OpenOffice-Wurm für Linux, Windows und MacOS

OpenOffice-Wurm für Linux, Windows und MacOS

Jörg Luther
23.05.2007

Der Antiviren-Anbieter Sophos berichtet über den ersten OpenOffice-Makro-Wurm: »BadBunny-A« befällt Installationen sowohl unter Linux als auch unter Mac OS und Windows. Allerdings hat Sophos den Schädling nicht in freier Wildbahn aufgespürt, sondern direkt von den Autoren zugeschickt bekommen. Es handelt sich also weniger um einen echten Schädling als vielmehr um eine Machbarkeitsdemonstration, neudeutsch: Proof of Concept (PoC).

BadBunny-A kommt als Starbasic-Makro in der OO-Draw-Datei badbunny.odg, funktioniert aber im Prinzip auch mit OpenOffice-Dateien anderer Anwendungen. Öffnet man die befallene Datei und startet dabei das Makro, infiziert dieses eine vorhandene Installation der IRC-Clients mIRC respektive XChat. Dazu legt der Schädling unter Linux ein Python-Skript an, bei mIRC überschreibt er die script.ini. Dies sorgt dafür, dass BadBunny-A sich via IRC weiter verbreiten kann.

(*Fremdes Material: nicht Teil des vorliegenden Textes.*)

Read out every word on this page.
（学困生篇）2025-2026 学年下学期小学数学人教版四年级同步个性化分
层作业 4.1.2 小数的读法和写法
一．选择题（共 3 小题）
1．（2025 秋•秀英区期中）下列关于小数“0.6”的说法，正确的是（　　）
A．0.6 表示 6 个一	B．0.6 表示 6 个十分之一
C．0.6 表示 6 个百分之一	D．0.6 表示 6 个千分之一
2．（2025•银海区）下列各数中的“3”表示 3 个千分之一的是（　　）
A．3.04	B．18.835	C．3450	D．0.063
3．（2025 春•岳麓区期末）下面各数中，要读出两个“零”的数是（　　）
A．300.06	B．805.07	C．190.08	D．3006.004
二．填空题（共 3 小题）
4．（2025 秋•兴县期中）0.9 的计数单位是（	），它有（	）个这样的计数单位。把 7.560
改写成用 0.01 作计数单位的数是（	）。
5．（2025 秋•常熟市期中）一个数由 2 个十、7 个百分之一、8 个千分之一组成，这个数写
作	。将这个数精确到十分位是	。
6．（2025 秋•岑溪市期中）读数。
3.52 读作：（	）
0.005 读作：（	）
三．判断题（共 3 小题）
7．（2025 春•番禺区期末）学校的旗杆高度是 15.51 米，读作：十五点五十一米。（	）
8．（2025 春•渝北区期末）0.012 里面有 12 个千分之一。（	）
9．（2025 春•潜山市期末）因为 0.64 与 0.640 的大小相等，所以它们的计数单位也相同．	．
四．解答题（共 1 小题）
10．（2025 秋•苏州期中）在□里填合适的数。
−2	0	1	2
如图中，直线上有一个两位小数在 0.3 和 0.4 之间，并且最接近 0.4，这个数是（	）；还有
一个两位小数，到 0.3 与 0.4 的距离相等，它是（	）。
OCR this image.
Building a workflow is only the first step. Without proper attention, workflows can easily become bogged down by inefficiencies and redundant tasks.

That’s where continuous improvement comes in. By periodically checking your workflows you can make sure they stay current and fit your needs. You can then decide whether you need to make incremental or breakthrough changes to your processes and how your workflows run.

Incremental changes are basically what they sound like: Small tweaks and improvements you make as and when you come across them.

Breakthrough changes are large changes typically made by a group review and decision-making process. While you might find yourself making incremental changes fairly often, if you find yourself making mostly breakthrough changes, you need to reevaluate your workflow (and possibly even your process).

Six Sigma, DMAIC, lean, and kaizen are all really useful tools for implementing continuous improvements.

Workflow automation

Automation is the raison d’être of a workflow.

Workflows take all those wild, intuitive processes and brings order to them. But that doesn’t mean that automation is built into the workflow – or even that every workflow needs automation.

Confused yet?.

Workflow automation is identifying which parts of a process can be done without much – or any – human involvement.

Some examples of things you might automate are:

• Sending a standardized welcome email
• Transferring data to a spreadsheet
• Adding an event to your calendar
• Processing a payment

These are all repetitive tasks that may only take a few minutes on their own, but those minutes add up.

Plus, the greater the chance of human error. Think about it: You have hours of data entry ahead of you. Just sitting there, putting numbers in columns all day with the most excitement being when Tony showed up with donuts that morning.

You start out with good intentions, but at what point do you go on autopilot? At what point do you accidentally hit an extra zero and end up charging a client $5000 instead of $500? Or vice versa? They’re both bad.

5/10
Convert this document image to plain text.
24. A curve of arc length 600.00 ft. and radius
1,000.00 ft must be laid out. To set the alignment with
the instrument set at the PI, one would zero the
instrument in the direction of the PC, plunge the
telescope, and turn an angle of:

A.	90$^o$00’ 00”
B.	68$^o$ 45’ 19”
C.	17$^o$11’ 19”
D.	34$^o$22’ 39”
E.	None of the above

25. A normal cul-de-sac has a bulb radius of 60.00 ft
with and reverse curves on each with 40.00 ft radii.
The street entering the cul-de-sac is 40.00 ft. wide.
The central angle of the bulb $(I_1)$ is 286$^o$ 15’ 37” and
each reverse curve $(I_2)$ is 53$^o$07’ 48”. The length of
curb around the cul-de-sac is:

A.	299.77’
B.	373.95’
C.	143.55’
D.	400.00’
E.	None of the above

Darüber hinaus legt der Wurm weitere Skripts als Dateinfektoren ab, je nach Plattform in unterschiedlicher Sprache (Linux: Perl, Mac OS: Ruby, Windows: Javascript). Zudem versucht BadBunny-A ein pornografisches Bild aus dem Internet zu laden und anzuzeigen, woher der Name des Schädlings herrührt: Das Photo zeigt einen Mann im Häschenkostüm beim Akt. Schließlich versucht BadBunny-A noch eine Ping-of-Death-Attacke gegen die Websites zahlreicher Antivirus-Anbieter.

Nach Einschätzung von Sophos handelt es sich bei BadBunny-A um einen "Schädling der alten Schule", der nicht zur tatsächlichen Verbreitung gedacht ist und bis jetzt auch offenbar nicht freigesetzt wurde. Dass die Autoren den Wurm lediglich an einen Antiviren-Anbieter eingesendet haben, deutet klar auf einen PoC hin. Allerdings schätzen die AV-Experten von Sophos die "Qualität" des Schädlings als eher gering ein. "Meine Botschaft an den Autor: Bei uns brauchst du dich nicht zu bewerben.", kommentiert das SophosLabs-Direktor Mark Harris. Angesichts der Codequalität des Schädlings lege er dessen Verfasser eher nahe, sich eine ganz andere Beschäftigung zu suchen.

BadBunny-A ist nicht die erste Malware für OpenOffice: Bereits Ende Mai 2006 war das ebenfalls in Starbasic geschriebene Makrovirus Stardust-A aufgetaucht, das ebenfalls ein pornografisches Bild herunterlud und in alle Dokumente einen Text einzufügen versuchte. Stardust-A war jedoch so fehlerhaft programmiert, dass es sich nicht replizieren konnte.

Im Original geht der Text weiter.